風疹の予防接種費など助成 熱海市、40~57歳男性対象に全額

熱海版 2019年04月09日

 ■独自制度に追加対策 無料クーポン券、夏ごろ配布

 熱海市は本年度から、風疹の予防接種を受ける機会のなかった40~57歳の男性を対象に抗体検査と予防接種の費用を全額助成する。国の予防接種法改正を受けた措置で、同市が独自に行っている成人の女性と配偶者らを対象とした助成制度に追加する形で風疹対策を強化する。

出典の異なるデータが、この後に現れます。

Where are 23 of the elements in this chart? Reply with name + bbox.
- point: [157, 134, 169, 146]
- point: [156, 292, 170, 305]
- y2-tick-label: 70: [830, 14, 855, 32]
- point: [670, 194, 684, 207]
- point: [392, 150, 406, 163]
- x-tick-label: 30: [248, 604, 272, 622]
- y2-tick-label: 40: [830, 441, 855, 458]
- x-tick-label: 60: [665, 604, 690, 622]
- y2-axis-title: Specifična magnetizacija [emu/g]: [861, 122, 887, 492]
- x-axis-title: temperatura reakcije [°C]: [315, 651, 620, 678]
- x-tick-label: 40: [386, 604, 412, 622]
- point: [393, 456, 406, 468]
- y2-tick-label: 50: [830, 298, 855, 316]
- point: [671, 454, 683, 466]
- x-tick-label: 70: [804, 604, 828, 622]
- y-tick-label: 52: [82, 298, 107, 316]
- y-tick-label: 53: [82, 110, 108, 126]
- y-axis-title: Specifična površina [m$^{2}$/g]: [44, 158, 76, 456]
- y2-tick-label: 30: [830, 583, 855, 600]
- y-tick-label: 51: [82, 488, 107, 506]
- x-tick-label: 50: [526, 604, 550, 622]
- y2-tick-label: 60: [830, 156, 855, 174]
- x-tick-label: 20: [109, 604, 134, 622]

 関東地方を中心に患者が増えている風疹は、妊娠初期の女性がかかると赤ちゃんに難聴や心疾患などの障害が出る恐れがある。現在40歳未満の多くの人は予防接種法に基づく定期接種を受けているが、40歳以上は法的機会がなかったために全体の約20%の人が免疫を持たないとされる。

 同市では現在、出産を予定または希望する20~49歳の女性(妊婦を除く)と、妊娠している女性の20歳以上の配偶者や同居人、抗体が基準値未満の人を対象に予防接種の費用の一部を助成する独自の制度を設けている。国が3年間の時限措置で始めた全額助成は、同市の制度から漏れる人をカバーする。

 計画では抗体検査と予防接種がそれぞれ無料で受けられるクーポン券を対象者に送付。国と契約した医療機関であれば、どこでも検査と接種を無料で受けられるようにする。クーポン券配布は夏ごろを予定している。

 市健康づくり課の担当者は「妊婦と赤ちゃんを守ることに加え、自分と身の回りの人の健康を守る機会としてほしい」と話した。